Dr. Emile Coue, Charles F. Haanel, Affirmations, Suggestion, and Mental Chemistry

[This is from the book Mental Chemistry by Charles F. Haanel.]

The New York Times, under date of August 6, 1922, published an excellent likeness of Emile Coue and a review of his work by Van Buren Thorne, M.D. He says that the keynote to the system of treatment of mental and physical ills devised and elaborated by Emile Coue of Nancy, France, can be described in a single paragraph:

The individual is possessed of two minds called the conscious and the unconscious. The latter is referred to by some psychologists as the subconscious mind, and is literally the humble and obedient servant of the conscious mind. The unconscious mind is the director and overseer of our internal economy. By means of its activities, the processes of digestion and assimilation of foods are carried on, repairs are made, wastes are eliminated, our vital organs function, and life itself persists.

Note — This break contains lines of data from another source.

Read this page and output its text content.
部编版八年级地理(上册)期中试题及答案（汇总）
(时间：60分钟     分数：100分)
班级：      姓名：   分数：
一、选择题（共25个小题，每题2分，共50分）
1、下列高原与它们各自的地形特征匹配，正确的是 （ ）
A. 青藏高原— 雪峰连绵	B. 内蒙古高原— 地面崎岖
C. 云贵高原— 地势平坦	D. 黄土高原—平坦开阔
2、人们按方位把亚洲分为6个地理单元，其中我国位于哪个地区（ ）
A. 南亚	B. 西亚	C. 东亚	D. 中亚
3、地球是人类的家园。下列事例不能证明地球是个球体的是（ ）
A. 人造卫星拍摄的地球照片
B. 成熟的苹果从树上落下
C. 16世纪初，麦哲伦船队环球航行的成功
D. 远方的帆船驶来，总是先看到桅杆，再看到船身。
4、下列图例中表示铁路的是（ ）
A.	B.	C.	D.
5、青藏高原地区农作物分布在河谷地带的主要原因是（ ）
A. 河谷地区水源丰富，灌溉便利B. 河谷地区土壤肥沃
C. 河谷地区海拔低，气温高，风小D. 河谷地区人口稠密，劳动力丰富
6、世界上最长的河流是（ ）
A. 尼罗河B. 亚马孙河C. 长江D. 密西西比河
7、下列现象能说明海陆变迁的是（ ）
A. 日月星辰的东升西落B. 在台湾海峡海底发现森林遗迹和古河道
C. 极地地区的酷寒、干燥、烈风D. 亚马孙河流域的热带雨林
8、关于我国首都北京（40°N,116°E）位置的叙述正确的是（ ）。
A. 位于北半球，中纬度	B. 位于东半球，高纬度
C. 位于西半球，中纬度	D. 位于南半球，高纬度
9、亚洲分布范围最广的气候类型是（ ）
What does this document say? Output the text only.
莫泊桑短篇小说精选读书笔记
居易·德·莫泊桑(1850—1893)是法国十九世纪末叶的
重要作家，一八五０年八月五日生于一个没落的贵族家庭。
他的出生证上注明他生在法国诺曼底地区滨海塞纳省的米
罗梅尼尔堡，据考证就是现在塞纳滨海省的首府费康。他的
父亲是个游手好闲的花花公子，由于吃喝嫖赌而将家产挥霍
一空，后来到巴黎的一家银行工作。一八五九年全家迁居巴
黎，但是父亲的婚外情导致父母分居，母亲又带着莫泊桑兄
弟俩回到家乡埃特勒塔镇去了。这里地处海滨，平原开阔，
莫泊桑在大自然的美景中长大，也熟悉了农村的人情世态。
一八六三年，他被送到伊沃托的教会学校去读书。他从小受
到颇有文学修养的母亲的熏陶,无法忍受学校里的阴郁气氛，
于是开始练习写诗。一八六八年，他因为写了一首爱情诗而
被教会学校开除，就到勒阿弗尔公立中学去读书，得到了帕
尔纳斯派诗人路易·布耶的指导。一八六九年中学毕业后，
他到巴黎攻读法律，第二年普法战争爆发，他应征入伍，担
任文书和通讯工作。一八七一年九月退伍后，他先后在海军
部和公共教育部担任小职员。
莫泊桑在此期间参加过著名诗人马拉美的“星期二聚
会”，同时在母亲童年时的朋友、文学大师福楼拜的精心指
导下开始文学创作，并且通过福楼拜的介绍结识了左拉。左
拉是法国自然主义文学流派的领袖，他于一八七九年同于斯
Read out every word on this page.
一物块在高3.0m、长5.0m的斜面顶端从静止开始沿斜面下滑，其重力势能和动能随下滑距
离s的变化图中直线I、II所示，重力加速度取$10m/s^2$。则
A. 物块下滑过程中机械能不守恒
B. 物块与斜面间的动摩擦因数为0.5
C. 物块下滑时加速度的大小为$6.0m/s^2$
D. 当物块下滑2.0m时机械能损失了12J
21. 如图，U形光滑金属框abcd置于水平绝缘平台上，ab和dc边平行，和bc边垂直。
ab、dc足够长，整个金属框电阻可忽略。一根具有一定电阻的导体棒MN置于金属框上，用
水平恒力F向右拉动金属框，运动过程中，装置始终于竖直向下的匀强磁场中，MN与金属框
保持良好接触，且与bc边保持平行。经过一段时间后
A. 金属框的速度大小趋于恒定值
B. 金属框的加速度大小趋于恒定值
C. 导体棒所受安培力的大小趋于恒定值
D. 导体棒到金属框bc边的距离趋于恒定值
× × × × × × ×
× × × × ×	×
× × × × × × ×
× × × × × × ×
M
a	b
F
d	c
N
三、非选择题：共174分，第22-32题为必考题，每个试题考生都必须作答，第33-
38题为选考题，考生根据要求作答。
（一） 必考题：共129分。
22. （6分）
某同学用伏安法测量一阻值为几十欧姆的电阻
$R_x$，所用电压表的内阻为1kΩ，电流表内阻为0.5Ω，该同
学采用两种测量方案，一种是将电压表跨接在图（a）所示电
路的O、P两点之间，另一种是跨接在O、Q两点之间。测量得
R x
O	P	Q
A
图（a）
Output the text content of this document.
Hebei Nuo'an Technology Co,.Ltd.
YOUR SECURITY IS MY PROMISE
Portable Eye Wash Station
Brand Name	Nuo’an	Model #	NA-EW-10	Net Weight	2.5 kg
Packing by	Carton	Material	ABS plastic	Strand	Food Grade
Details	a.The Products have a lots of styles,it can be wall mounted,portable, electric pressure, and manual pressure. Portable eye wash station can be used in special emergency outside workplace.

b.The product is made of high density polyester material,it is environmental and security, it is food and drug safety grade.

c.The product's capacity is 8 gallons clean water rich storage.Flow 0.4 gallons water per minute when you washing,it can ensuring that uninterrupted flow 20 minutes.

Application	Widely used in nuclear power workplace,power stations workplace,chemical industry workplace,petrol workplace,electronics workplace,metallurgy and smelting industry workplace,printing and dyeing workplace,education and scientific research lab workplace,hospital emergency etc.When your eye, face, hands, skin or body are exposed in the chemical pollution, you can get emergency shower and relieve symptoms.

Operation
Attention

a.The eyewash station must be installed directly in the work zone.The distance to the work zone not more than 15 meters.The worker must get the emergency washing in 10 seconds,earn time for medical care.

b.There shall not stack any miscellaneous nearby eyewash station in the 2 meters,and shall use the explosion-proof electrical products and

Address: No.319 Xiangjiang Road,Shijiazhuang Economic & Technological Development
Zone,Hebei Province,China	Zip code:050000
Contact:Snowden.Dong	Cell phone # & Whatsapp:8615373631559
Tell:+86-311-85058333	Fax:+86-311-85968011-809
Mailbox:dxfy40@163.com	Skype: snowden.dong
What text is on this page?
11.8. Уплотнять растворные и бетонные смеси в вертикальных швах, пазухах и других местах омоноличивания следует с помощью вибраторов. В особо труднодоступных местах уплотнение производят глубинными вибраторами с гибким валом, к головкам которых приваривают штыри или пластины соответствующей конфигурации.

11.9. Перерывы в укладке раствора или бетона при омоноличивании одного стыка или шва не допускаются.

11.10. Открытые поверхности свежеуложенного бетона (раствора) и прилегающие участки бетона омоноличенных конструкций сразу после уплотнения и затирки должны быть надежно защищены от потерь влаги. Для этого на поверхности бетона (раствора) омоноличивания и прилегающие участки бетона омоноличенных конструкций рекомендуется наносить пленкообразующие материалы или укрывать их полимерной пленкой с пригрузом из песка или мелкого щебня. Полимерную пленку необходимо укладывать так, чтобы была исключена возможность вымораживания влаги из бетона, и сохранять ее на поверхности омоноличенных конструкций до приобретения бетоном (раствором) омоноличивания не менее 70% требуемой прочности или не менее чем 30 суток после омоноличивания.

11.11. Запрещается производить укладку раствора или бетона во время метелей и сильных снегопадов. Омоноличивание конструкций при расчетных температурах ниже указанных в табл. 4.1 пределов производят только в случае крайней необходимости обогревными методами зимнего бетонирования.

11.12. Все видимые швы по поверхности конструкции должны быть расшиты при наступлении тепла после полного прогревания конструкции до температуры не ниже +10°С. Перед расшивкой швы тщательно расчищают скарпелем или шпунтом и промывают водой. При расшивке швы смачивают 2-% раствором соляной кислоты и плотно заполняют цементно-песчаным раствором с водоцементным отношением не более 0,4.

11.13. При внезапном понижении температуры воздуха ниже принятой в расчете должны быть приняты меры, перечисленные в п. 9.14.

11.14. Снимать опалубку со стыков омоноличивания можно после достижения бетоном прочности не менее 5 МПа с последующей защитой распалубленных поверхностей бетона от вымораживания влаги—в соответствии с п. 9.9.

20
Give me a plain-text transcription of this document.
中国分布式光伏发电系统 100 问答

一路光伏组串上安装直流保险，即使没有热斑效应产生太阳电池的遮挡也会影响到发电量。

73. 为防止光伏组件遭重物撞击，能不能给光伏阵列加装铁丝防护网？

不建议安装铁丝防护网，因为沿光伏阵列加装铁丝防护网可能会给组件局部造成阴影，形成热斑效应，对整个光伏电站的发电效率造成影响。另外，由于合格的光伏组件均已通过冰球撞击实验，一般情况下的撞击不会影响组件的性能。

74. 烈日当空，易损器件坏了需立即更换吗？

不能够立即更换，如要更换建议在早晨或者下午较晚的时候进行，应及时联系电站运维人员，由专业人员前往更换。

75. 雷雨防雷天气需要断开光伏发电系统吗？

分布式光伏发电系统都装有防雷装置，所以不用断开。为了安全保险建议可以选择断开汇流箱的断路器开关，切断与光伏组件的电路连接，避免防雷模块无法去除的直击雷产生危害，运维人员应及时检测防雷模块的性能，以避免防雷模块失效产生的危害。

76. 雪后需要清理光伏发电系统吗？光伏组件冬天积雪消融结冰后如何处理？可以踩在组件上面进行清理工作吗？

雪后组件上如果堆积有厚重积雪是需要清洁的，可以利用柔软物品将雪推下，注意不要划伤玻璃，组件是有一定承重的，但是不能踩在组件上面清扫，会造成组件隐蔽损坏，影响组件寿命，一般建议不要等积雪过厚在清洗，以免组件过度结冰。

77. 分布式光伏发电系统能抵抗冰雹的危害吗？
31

When the thought arises in the conscious mind that extra efforts toward the repair of some deficiency, either physical or mental, are needed, all the individual has to do, in the opinion of Dr. Coue, is audibly to enunciate that thought in the form of a direct suggestion to the unconscious mind, and that humble obedient servant immediately, and without questioning the dictates of its conscious master, proceeds to obey instructions.

Mental Chemistry by Charles F. Haanel
Mental Chemistry by Charles F. Haanel

Dr. Coue, Mr. Brooks, and large numbers of persons of repute in France, England, and elsewhere in Europe, have declared that the results in many cases under their direct observation have been nothing short of marvelous. Those who have not witnessed the benefits of this form of treatment — hence may incline to be skeptical — are more likely to give attention to what follows when they are informed of three facts regarding the Nancy practice.

  • First, Dr. Coue has never accepted a penny for his treatments in the many years of his ministration;
  • second, he is in the habit of explaining to his patients that he possesses no healing powers, has never healed a person in his life, and that they must find the instrument of their own well-being in themselves;
  • third, that any individual can treat himself without consulting any other person.

It may be added that a child who is capable of comprehending the fact of the conscious and subconscious mind and is competent to issue orders from one to the other is quite capable of the self-administration of the treatment.

“For what man knoweth the things of a man save the spirit of the man which is in him?”

Mr. Brooks quotes from First Corinthians for his title page. Doubtless this was selected as an apt biblical reference to the existence of the conscious and unconscious minds. But neither the treatment, nor this book about it, dwells at length upon any possible religious significance of the methods employed or the results obtained.

The single thing that has contributed largely to the recent rapid spread of knowledge concerning Dr. Coue’s method of practice at Nancy is his insistence upon the benefits to be derived from the frequent repetition of this formula:

“Day by day, in every way, I’m getting better and better.”